La historia se desenvuelve en el seno de un contexto; nada viene causado por una fuerza que llegue del cielo. Tras 77 años de ocupación, deshumanización, separación y opresión de los palestinos, el ataque criminal de Hamás sirvió de catalizador. Los israelíes se vieron invadidos por sentimientos de ansiedad y miedo. Y esto ocurrió bajo el gobierno israelí más derechista, radical y mesiánico, que movilizó estos sentimientos y vio este acontecimiento como una oportunidad milagrosa. Los planes para expulsar a los palestinos son muy anteriores al 7 de octubre; sencillamente, se aprovechó la oportunidad.

Al mismo tiempo que su informe, también se ha publicado el informe de Médicos por los Derechos Humanos, que llega a la misma conclusión, partiendo del análisis de la destrucción del sistema sanitario. ¿Existe un debate en el seno de la sociedad civil israelí sobre esta cuestión?

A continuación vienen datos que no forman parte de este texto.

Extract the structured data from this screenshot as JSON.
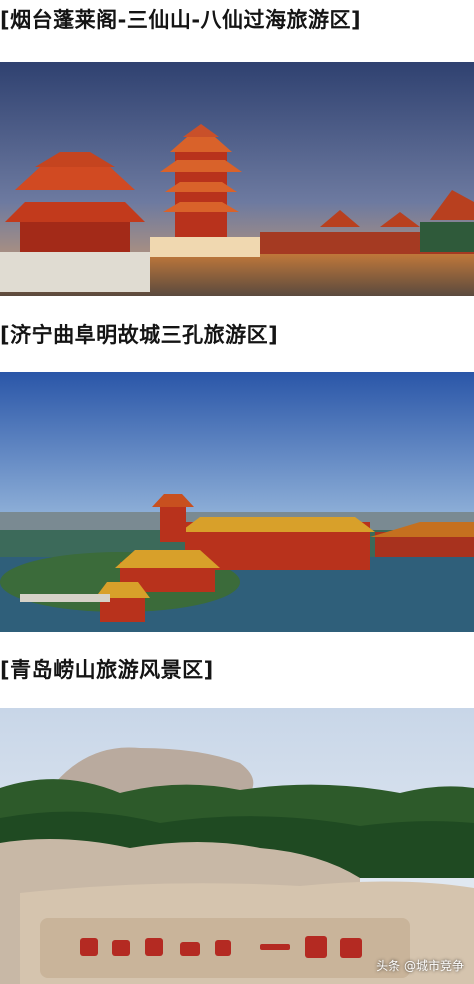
{
  "sections": [
    {
      "heading": "[烟台蓬莱阁-三仙山-八仙过海旅游区]",
      "photo": "penglai-pavilion-photo"
    },
    {
      "heading": "[济宁曲阜明故城三孔旅游区]",
      "photo": "qufu-temple-photo"
    },
    {
      "heading": "[青岛崂山旅游风景区]",
      "photo": "laoshan-mountain-photo"
    }
  ],
  "watermark": "头条 @城市竞争",
  "colors": {
    "sky_dusk": "#3a4d7a",
    "sky_blue": "#3468b5",
    "roof_red": "#b8321c",
    "roof_gold": "#d79a2b",
    "water": "#2c5a78"
  }
}
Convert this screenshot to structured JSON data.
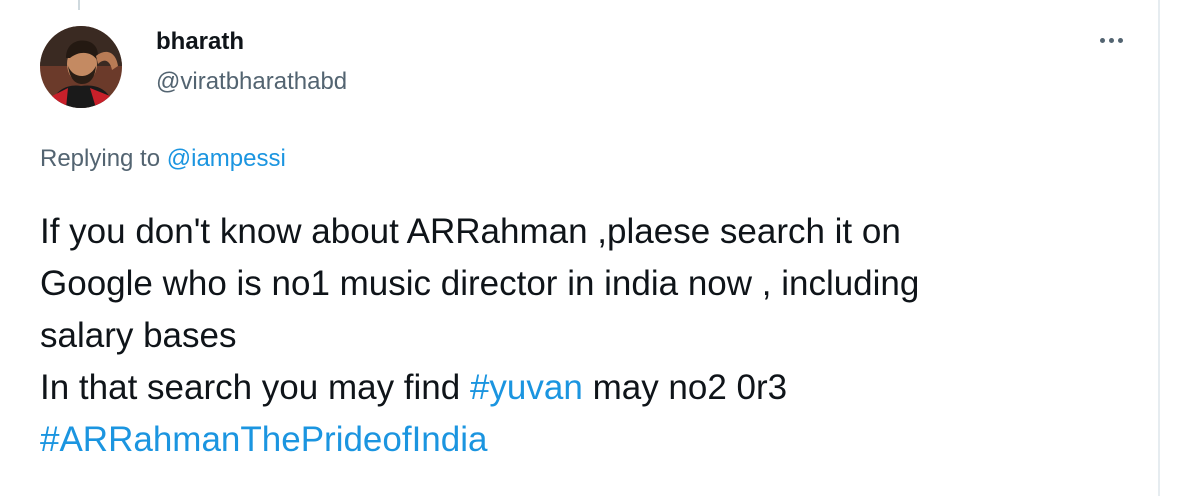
{
  "author": {
    "name": "bharath",
    "handle": "@viratbharathabd"
  },
  "reply": {
    "prefix": "Replying to",
    "mention": "@iampessi"
  },
  "tweet": {
    "line1": "If you don't know about ARRahman ,plaese search it on",
    "line2": "Google who is no1 music director in india now , including",
    "line3": "salary bases",
    "line4_prefix": "In that search you may find",
    "line4_hashtag": "#yuvan",
    "line4_suffix": "may no2 0r3",
    "line5_hashtag": "#ARRahmanThePrideofIndia"
  },
  "icons": {
    "more": "more-horizontal-icon",
    "avatar": "user-avatar"
  },
  "colors": {
    "link": "#1b95e0",
    "secondary_text": "#536471",
    "primary_text": "#0f1419"
  }
}
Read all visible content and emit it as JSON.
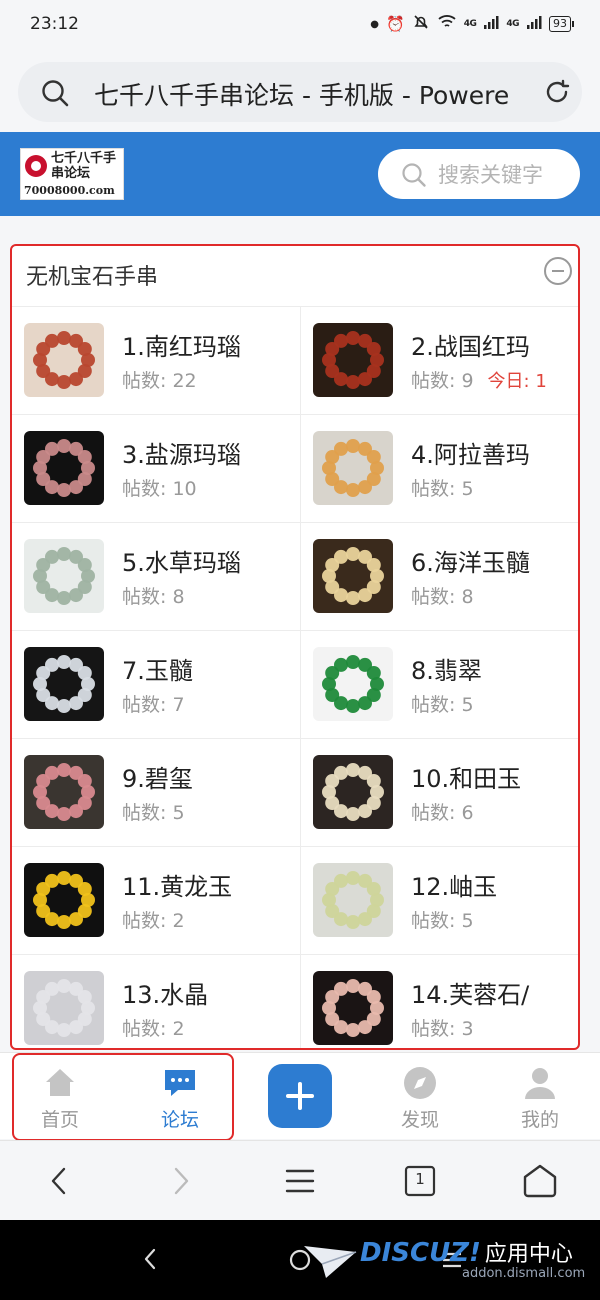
{
  "status_bar": {
    "time": "23:12",
    "net1": "4G",
    "net2": "4G",
    "battery": "93"
  },
  "browser": {
    "address_title": "七千八千手串论坛 - 手机版 - Powere"
  },
  "site": {
    "logo_text": "七千八千手串论坛",
    "logo_url": "70008000.com",
    "search_placeholder": "搜索关键字"
  },
  "section": {
    "title": "无机宝石手串",
    "stats_label": "帖数:",
    "forums": [
      {
        "name": "1.南红玛瑙",
        "posts": "帖数: 22",
        "today": "",
        "colors": [
          "#b8472f",
          "#e6d6c8"
        ]
      },
      {
        "name": "2.战国红玛",
        "posts": "帖数: 9",
        "today": "今日: 1",
        "colors": [
          "#a8321e",
          "#2a1d14"
        ]
      },
      {
        "name": "3.盐源玛瑙",
        "posts": "帖数: 10",
        "today": "",
        "colors": [
          "#c98a8a",
          "#111111"
        ]
      },
      {
        "name": "4.阿拉善玛",
        "posts": "帖数: 5",
        "today": "",
        "colors": [
          "#e0a04c",
          "#d8d4cc"
        ]
      },
      {
        "name": "5.水草玛瑙",
        "posts": "帖数: 8",
        "today": "",
        "colors": [
          "#9fb3a2",
          "#e8ecea"
        ]
      },
      {
        "name": "6.海洋玉髓",
        "posts": "帖数: 8",
        "today": "",
        "colors": [
          "#e9d39b",
          "#3a2a1c"
        ]
      },
      {
        "name": "7.玉髓",
        "posts": "帖数: 7",
        "today": "",
        "colors": [
          "#d8dde4",
          "#151515"
        ]
      },
      {
        "name": "8.翡翠",
        "posts": "帖数: 5",
        "today": "",
        "colors": [
          "#1f8a3a",
          "#f3f3f3"
        ]
      },
      {
        "name": "9.碧玺",
        "posts": "帖数: 5",
        "today": "",
        "colors": [
          "#d88a8f",
          "#3a3530"
        ]
      },
      {
        "name": "10.和田玉",
        "posts": "帖数: 6",
        "today": "",
        "colors": [
          "#e8dcc0",
          "#2c2522"
        ]
      },
      {
        "name": "11.黄龙玉",
        "posts": "帖数: 2",
        "today": "",
        "colors": [
          "#f1c21b",
          "#101010"
        ]
      },
      {
        "name": "12.岫玉",
        "posts": "帖数: 5",
        "today": "",
        "colors": [
          "#cfd59a",
          "#dadbd5"
        ]
      },
      {
        "name": "13.水晶",
        "posts": "帖数: 2",
        "today": "",
        "colors": [
          "#e4e4e8",
          "#cfcfd3"
        ]
      },
      {
        "name": "14.芙蓉石/",
        "posts": "帖数: 3",
        "today": "",
        "colors": [
          "#e8b9ad",
          "#1a1414"
        ]
      }
    ]
  },
  "tab_bar": {
    "tabs": [
      {
        "label": "首页",
        "icon": "home-icon",
        "active": false
      },
      {
        "label": "论坛",
        "icon": "chat-bubble-icon",
        "active": true
      },
      {
        "label": "发现",
        "icon": "compass-icon",
        "active": false
      },
      {
        "label": "我的",
        "icon": "user-icon",
        "active": false
      }
    ],
    "publish_icon": "plus-icon"
  },
  "browser_toolbar": {
    "tab_count": "1"
  },
  "watermark": {
    "brand": "DISCUZ!",
    "brand_suffix": "应用中心",
    "url": "addon.dismall.com"
  },
  "colors": {
    "accent": "#2d7cd1",
    "highlight": "#e02a2a",
    "today": "#e0443b"
  }
}
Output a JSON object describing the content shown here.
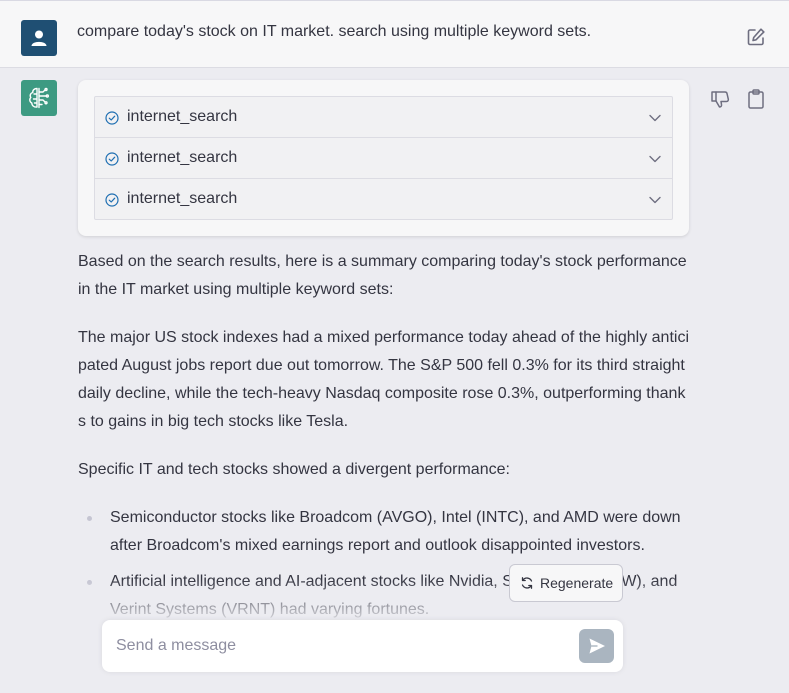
{
  "user_message": {
    "text": "compare today's stock on IT market. search using multiple keyword sets."
  },
  "tools": [
    {
      "label": "internet_search"
    },
    {
      "label": "internet_search"
    },
    {
      "label": "internet_search"
    }
  ],
  "answer": {
    "paragraphs": [
      "Based on the search results, here is a summary comparing today's stock performance in the IT market using multiple keyword sets:",
      "The major US stock indexes had a mixed performance today ahead of the highly anticipated August jobs report due out tomorrow. The S&P 500 fell 0.3% for its third straight daily decline, while the tech-heavy Nasdaq composite rose 0.3%, outperforming thanks to gains in big tech stocks like Tesla.",
      "Specific IT and tech stocks showed a divergent performance:"
    ],
    "bullets": [
      "Semiconductor stocks like Broadcom (AVGO), Intel (INTC), and AMD were down after Broadcom's mixed earnings report and outlook disappointed investors.",
      "Artificial intelligence and AI-adjacent stocks like Nvidia, ServiceNow (NOW), and Verint Systems (VRNT) had varying fortunes."
    ]
  },
  "regenerate": {
    "label": "Regenerate"
  },
  "composer": {
    "placeholder": "Send a message"
  },
  "colors": {
    "user_avatar": "#1f4f73",
    "bot_avatar": "#3d9a82",
    "send_button": "#aab5c0",
    "check_accent": "#1f6fb2"
  },
  "icons": {
    "user_avatar": "person-icon",
    "bot_avatar": "brain-circuit-icon",
    "edit": "edit-icon",
    "thumbs_down": "thumbs-down-icon",
    "copy": "clipboard-icon",
    "tool_status": "check-circle-icon",
    "expand": "chevron-down-icon",
    "regenerate": "refresh-icon",
    "send": "send-icon"
  }
}
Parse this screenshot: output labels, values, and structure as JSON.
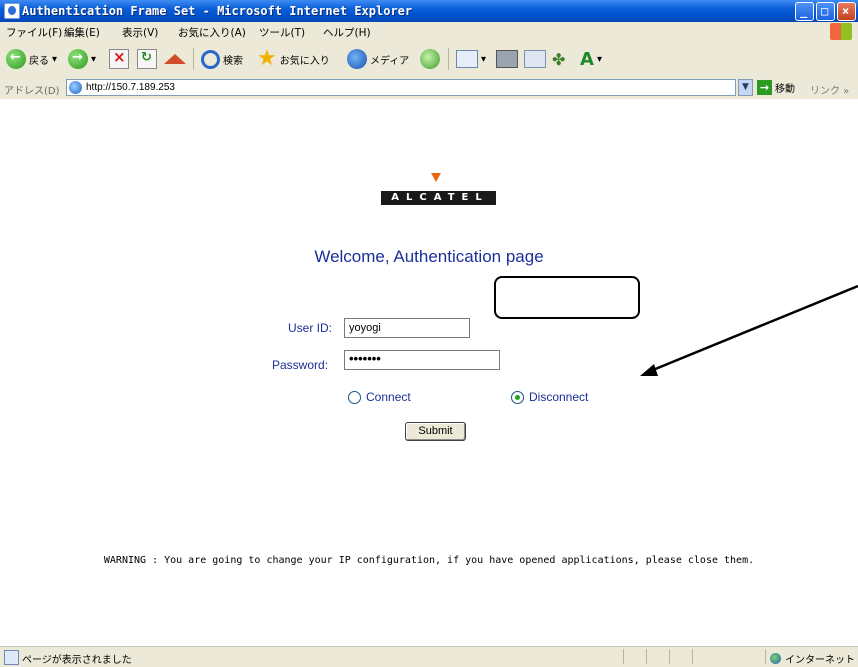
{
  "window": {
    "title": "Authentication Frame Set - Microsoft Internet Explorer"
  },
  "menu": {
    "items": [
      "ファイル(F)",
      "編集(E)",
      "表示(V)",
      "お気に入り(A)",
      "ツール(T)",
      "ヘルプ(H)"
    ]
  },
  "toolbar": {
    "back_label": "戻る",
    "search_label": "検索",
    "favorites_label": "お気に入り",
    "media_label": "メディア"
  },
  "address": {
    "label": "アドレス(D)",
    "url": "http://150.7.189.253",
    "go_label": "移動",
    "links_label": "リンク »"
  },
  "page": {
    "logo_text": "ALCATEL",
    "welcome": "Welcome, Authentication page",
    "userid_label": "User ID:",
    "userid_value": "yoyogi",
    "password_label": "Password:",
    "password_value": "•••••••",
    "connect_label": "Connect",
    "disconnect_label": "Disconnect",
    "selected_option": "Disconnect",
    "submit_label": "Submit",
    "warning": "WARNING : You are going to change your IP configuration, if you have opened applications, please close them."
  },
  "status": {
    "message": "ページが表示されました",
    "zone": "インターネット"
  },
  "colors": {
    "title_blue": "#0052cc",
    "form_text": "#1b2f99",
    "logo_accent": "#e86a10"
  }
}
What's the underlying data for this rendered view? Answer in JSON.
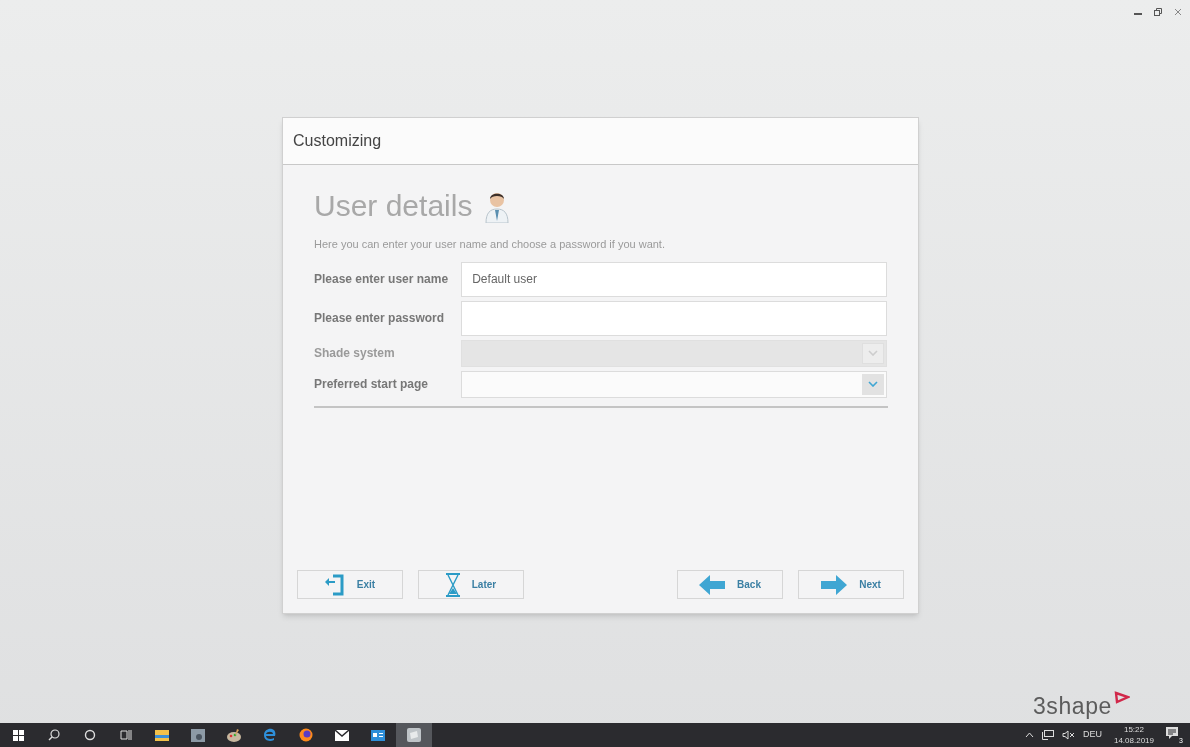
{
  "dialog": {
    "title": "Customizing",
    "heading": "User details",
    "description": "Here you can enter your user name and choose a password if you want.",
    "fields": [
      {
        "kind": "text",
        "label": "Please enter user name",
        "value": "Default user"
      },
      {
        "kind": "password",
        "label": "Please enter password"
      },
      {
        "kind": "dropdown",
        "label": "Shade system",
        "disabled": true
      },
      {
        "kind": "dropdown",
        "label": "Preferred start page",
        "disabled": false
      }
    ],
    "buttons": [
      {
        "kind": "exit",
        "label": "Exit"
      },
      {
        "kind": "later",
        "label": "Later"
      },
      {
        "kind": "back",
        "label": "Back"
      },
      {
        "kind": "next",
        "label": "Next"
      }
    ]
  },
  "logo": "3shape",
  "taskbar": {
    "apps": [
      {
        "kind": "folder",
        "selected": false
      },
      {
        "kind": "viewer",
        "selected": false
      },
      {
        "kind": "paint",
        "selected": false
      },
      {
        "kind": "browser-e",
        "selected": false
      },
      {
        "kind": "browser-fox",
        "selected": false
      },
      {
        "kind": "mail",
        "selected": false
      },
      {
        "kind": "card",
        "selected": false
      },
      {
        "kind": "app",
        "selected": true
      }
    ],
    "language": "DEU",
    "time": "15:22",
    "date": "14.08.2019",
    "notifications": "3"
  }
}
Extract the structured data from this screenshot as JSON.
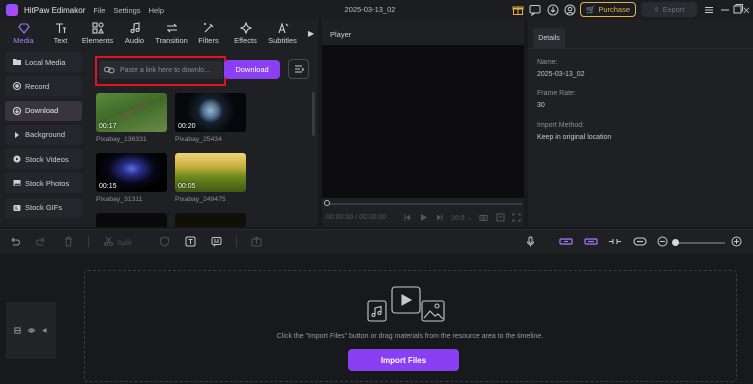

No hay debate, más bien algunas conversaciones. Los que dentro de la sociedad israelí se oponen a lo que Israel está haciendo en Gaza son minoría; la mayoría se muestra indiferente o algo peor. No hay manifestaciones masivas, no hay un movimiento real. Creo que la mayoría de los israelíes quieren que termine la guerra, pero otra parte quiere que continúe, y esa es la parte representada por el gobierno; ellos son su fuerza motriz ideológica.

¿Les preocupan las posibles represalias de las autoridades tras la publicación de este informe, dado el aumento exponencial de la censura y la represión de las voces críticas en Israel?

Vivimos aquí; tenemos diferentes funciones y diferentes responsabilidades. La mayor parte de nuestro equipo es palestino y, obviamente, estamos preocupados porque el régimen se está volviendo cada vez más autoritario. Tenemos que ser cautelosos, es cierto, pero por el momento no podemos hacer otra cosa. Lo más importante es movilizar al mayor número posible de personas —en Israel y en todo el mundo, ciudadanos y líderes mundiales— para que empiecen a tomar medidas para detener el genocidio. Hasta ahora, la comunidad internacional no sólo no ha protegido las vidas y los derechos de los palestinos, sino que ha violado sus propios deberes al ayudar a Israel. Las palabras son inútiles. Lo que falta no son ideas ni medios, sino coraje político para actuar.